Terroristas buenos, terroristas malos
La contradicción alcanza niveles grotescos cuando vemos a líderes con pasados ligados al terrorismo recibir reconocimiento internacional en Naciones Unidas. El presidente sirio, por ejemplo, pasó de ser un paria señalado como criminal a hablar en la tribuna de la ONU con legitimidad plena. Hemos llegado al absurdo de distinguir entre «terroristas buenos» y «terroristas malos», dependiendo de a quién sirvan sus acciones en la geopolítica global.

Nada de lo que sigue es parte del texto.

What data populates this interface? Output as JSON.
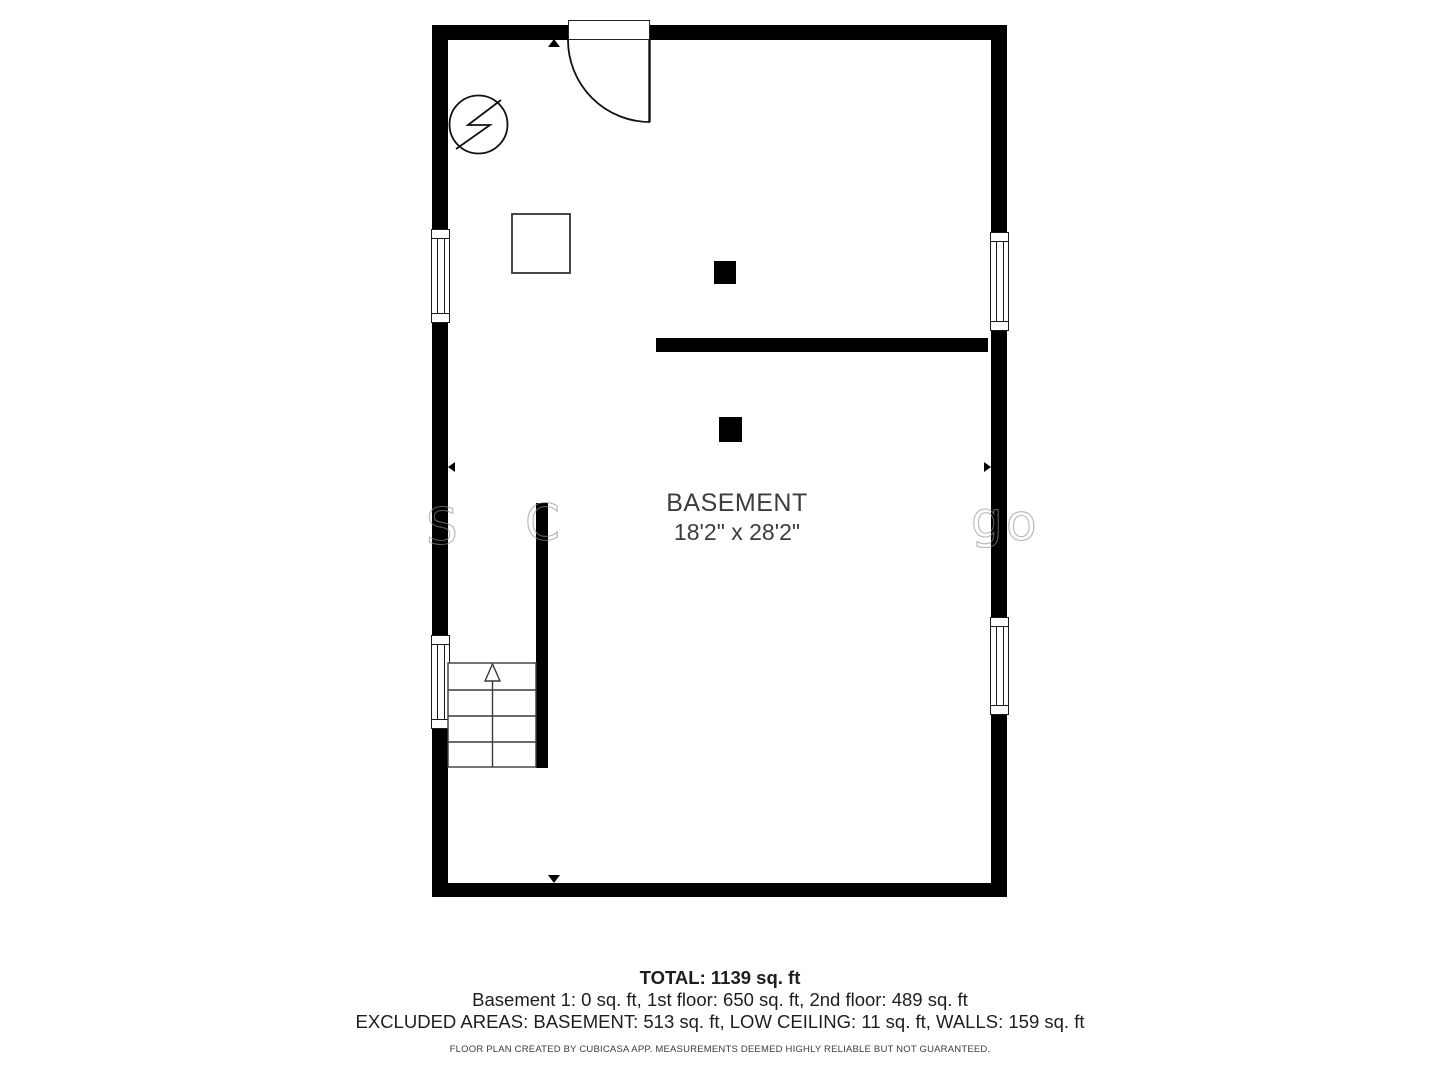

Con el caso de Nigeria podemos apreciar esa misma dinámica. Los asesinos de cristianos pueden operar durante años sin que la comunidad internacional se inmute. Pero en cuanto conviene desplazar la atención de Gaza, el genocidio cristiano aparece en la conversación, no para solucionarlo, sino para manipularlo.
La persecución de los cristianos en Nigeria no es sólo una tragedia humanitaria, es un espejo moral. Nos obliga a preguntarnos por qué millones de vidas son sistemáticamente ignoradas, y por qué su sufrimiento sólo aparece cuando sirve de cortina de humo. Si la vida de más de 125.000 cristianos asesinados en quince años no merece titulares, ¿qué nos dice eso sobre la sinceridad de los valores que decimos defender en Occidente?
Lo más incómodo es reconocer que la fe cristiana sigue siendo, en muchas regiones del mundo, la última barrera frente a proyectos ideológicos y geopolíticos que buscan remodelar sociedades enteras sin Dios trino y sin libertad religiosa. Silenciar su persecución no elimina esa verdad, sólo la esconde.